Mel really, really hated them.
Lana didn’t budge. “It’s Mel or no deal.”
Eventually Lana got her way. She usually did. She knew how. When all the contracts had been revised and initialed and signed, all the insincere handshakes wrung, Lana flung open her office doors to the entertainment media. Bee swarms made less commotion. The Hollywood press doted over Skippy. Fawned over him. Even the producers pawed Skippy now, and Mel noticed one of them pawing Lana. Totally ignored, Mel buried his face in the
Vanity Fair
and waited for it all to blow over.
On the way to the airport, in Lana’s limo, Skippy and Mel were sharing a split of champagne when Mel heard Skippy mutter, “God, I’m terrified.”
“He’s not that bad,” replied Mel, referring to the limo driver.
“I mean something else. Don’t pretend you haven’t noticed.”
Mel said, “Lord help us, what now?”
“My limp. Getting worse all the time.”
“Translation, please.” Mel rolled extra brut around in his mouth.
“I’m still growing. I’ve completely outgrown my cane.”
“Tsk. Then buy another,” retorted an exasperated Mel. “Better still, give it up. It’s so phony.”
“You still don’t believe me.” Darkly.
“Hey, Skipper, would you just quit all this obsessing? You got the role, didn’t you? If you want to worry about something then worry about the first day of shooting. There’s something to obsess over.”
Skippy stared out the window. “I went to see a doctor.
About the growing.”
“And?”
“Got as far as the reception desk and panicked. Ran out of there.”
“Good Lord have mercy.”
“What if they notice?”
“I’m telling you, it’s not that noticeable yet. You’ve still got some time before it’ll really stand out.”
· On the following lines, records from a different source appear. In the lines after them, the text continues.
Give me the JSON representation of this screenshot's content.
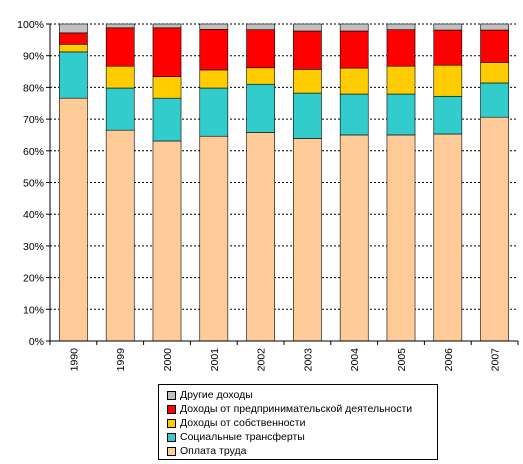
{
  "chart_data": {
    "type": "bar",
    "stacked": true,
    "percent": true,
    "title": "",
    "xlabel": "",
    "ylabel": "",
    "ylim": [
      0,
      100
    ],
    "yticks": [
      "0%",
      "10%",
      "20%",
      "30%",
      "40%",
      "50%",
      "60%",
      "70%",
      "80%",
      "90%",
      "100%"
    ],
    "grid": "horizontal dotted",
    "legend_position": "bottom",
    "categories": [
      "1990",
      "1999",
      "2000",
      "2001",
      "2002",
      "2003",
      "2004",
      "2005",
      "2006",
      "2007"
    ],
    "series": [
      {
        "name": "Оплата труда",
        "color": "#ffcc99",
        "values": [
          76.6,
          66.5,
          63.1,
          64.6,
          65.8,
          63.9,
          65.0,
          65.0,
          65.3,
          70.6
        ]
      },
      {
        "name": "Социальные трансферты",
        "color": "#33cccc",
        "values": [
          14.6,
          13.3,
          13.5,
          15.2,
          15.2,
          14.3,
          12.9,
          12.9,
          11.9,
          10.8
        ]
      },
      {
        "name": "Доходы от собственности",
        "color": "#ffcc00",
        "values": [
          2.4,
          6.9,
          6.8,
          5.7,
          5.2,
          7.5,
          8.2,
          8.8,
          9.8,
          6.5
        ]
      },
      {
        "name": "Доходы от предпринимательской деятельности",
        "color": "#ff0000",
        "values": [
          3.6,
          12.1,
          15.4,
          12.8,
          12.0,
          12.1,
          11.7,
          11.5,
          11.1,
          10.2
        ]
      },
      {
        "name": "Другие доходы",
        "color": "#c0c0c0",
        "values": [
          2.8,
          1.2,
          1.2,
          1.7,
          1.8,
          2.2,
          2.2,
          1.8,
          1.9,
          1.9
        ]
      }
    ]
  }
}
“Then you have noticed it.”
Mel sighed. “Maybe a little. But it’s too slight to get worked up over. Hey, sport, settle down. Look out there. That’s Hollywood, baby, and it’s all yours.”
The thorny subject was not raised again until the first week of shooting, when Skippy came home for a visit, limping up the drive. As usual, Mel was lounging on the chaise reading
Variety.
When Skippy got close enough, Mel saw the deep frown. He put down the magazine and went to fetch Skippy’s luggage.
Mel grabbed the suitcase out of Skippy’s limp hand. “Now what?”
Skippy leaned hard on his cane. “They’ve got the Little People’s Chorus in the scene we shot today? You know Ruby Lee, the lead singer? I ran into Ruby on the set and she commented on how I seem different since she last saw me. I asked, ‘Different how?’ Ruby Lee said I looked taller. Then this afternoon Lana visited the set. Said she’d noticed I was growing. Just like Ruby Lee. Lana said if I didn’t stop growing, the producers would drop me. I don’t know if the director—”
“Autry noticed it too.”
Skippy missed that it wasn’t a question but a statement. He said, “According to Lana, Autry told her they can’t be remaking costumes every five minutes, and besides, he said, an overgrown dwarf’s no good to anyone. Lana says that includes her. Those were her exact words. Then, in a flash, I had this vision of my future. They notice me growing even taller. They drop me from the film. I can’t get work. No one wants me anymore. All along, they only wanted me for my size. Lana’s right. No one will hire an overgrown dwarf. Not in this business. I’m through, Mel. My career is finished.”
Mel put a hand on Skippy’s shoulder and said, “Lana called about ten minutes ago. I’m afraid she had some very bad news.”